Prevention checklist

How to prevent CWE-6

  • Implementation Session identifiers should be at least 128 bits long to prevent brute-force session guessing. A shorter session identifier leaves the application open to brute-force session guessing attacks.
  • Implementation A lower bound on the number of valid session identifiers that are available to be guessed is the number of users that are active on a site at any given moment. However, any users that abandon their sessions without logging out will increase this number. (This is one of many good reasons to have a short inactive session timeout.) With a 64 bit session identifier, assume 32 bits of entropy. For a large web site, assume that the attacker can try 1,000 guesses per second and that there are 10,000 valid session identifiers at any given moment. Given these assumptions, the expected time for an attacker to successfully guess a valid session identifier is less than 4 minutes. Now assume a 128 bit session identifier that provides 64 bits of entropy. With a very large web site, an attacker might try 10,000 guesses per second with 100,000 valid session identifiers available to be guessed. Given these assumptions, the expected time for an attacker to successfully guess a valid session identifier is greater than 292 years.
Detection signals

How to detect CWE-6

SAST High

Run static analysis (SAST) on the codebase looking for the unsafe pattern in the data flow.

DAST Moderate

Run dynamic application security testing against the live endpoint.

Runtime Moderate

Watch runtime logs for unusual exception traces, malformed input, or authorization bypass attempts.

Code review Moderate

Code review: flag any new code that handles input from this surface without using the validated framework helpers.

Plexicus auto-fix

Plexicus auto-detects CWE-6 and opens a fix PR in under 60 seconds.

Codex Remedium scans every commit, identifies this exact weakness, and ships a reviewer-ready pull request with the patch. No tickets. No hand-offs.

Frequently asked questions

Frequently asked questions

What is CWE-6?

This vulnerability occurs when a J2EE application uses session identifiers that are too short, making them easier for attackers to predict or capture.

How serious is CWE-6?

MITRE has not published a likelihood-of-exploit rating for this weakness. Treat it as medium-impact until your threat model proves otherwise.

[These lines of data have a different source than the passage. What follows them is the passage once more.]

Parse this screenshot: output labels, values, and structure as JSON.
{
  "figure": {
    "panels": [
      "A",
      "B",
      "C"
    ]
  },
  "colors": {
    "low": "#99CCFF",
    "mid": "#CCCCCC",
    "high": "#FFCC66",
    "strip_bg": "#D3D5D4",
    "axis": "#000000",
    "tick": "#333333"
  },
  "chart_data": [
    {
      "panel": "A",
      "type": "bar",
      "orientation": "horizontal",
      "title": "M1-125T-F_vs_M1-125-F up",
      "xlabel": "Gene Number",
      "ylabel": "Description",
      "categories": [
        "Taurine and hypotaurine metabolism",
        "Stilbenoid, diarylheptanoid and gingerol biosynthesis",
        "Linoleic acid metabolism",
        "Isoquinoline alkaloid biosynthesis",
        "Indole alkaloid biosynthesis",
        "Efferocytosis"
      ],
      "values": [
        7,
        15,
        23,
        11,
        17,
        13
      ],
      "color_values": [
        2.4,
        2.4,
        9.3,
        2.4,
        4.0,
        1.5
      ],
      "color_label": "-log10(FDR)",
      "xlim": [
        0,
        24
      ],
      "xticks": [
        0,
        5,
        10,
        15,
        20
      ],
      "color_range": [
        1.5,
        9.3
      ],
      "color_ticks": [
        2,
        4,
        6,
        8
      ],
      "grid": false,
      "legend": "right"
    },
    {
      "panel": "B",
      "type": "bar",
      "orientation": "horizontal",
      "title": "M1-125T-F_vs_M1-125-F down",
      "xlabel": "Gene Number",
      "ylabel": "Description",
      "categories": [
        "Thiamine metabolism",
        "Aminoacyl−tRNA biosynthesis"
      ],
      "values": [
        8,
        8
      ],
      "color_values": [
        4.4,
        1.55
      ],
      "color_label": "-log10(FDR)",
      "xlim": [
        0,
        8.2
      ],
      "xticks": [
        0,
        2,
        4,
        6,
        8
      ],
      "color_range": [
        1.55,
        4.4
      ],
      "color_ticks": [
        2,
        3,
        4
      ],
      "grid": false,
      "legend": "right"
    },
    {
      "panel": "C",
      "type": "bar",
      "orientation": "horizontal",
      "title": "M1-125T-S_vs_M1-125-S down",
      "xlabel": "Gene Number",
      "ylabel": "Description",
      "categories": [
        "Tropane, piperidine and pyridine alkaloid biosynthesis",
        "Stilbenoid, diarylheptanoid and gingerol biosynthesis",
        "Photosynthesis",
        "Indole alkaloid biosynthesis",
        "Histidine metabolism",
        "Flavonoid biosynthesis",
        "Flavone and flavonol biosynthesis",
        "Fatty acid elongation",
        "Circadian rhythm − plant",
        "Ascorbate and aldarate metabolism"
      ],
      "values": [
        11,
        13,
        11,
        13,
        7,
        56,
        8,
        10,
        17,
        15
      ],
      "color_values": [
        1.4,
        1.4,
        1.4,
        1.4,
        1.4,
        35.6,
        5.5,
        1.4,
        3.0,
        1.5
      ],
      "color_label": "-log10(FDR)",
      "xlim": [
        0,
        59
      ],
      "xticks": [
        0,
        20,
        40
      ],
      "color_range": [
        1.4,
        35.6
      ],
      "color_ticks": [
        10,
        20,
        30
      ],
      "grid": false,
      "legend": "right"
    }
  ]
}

What languages or platforms are affected by CWE-6?

MITRE lists the following affected platforms: Java.

How can I prevent CWE-6?

Session identifiers should be at least 128 bits long to prevent brute-force session guessing. A shorter session identifier leaves the application open to brute-force session guessing attacks. A lower bound on the number of valid session identifiers that are available to be guessed is the number of users that are active on a site at any given moment. However, any users that abandon their sessions without logging out will increase this number. (This is one of many good reasons to have a short…

How does Plexicus detect and fix CWE-6?

Plexicus's SAST engine matches the data-flow signature for CWE-6 on every commit. When a match is found, our Codex Remedium agent opens a fix PR with the corrected code, tests, and a one-line summary for the reviewer.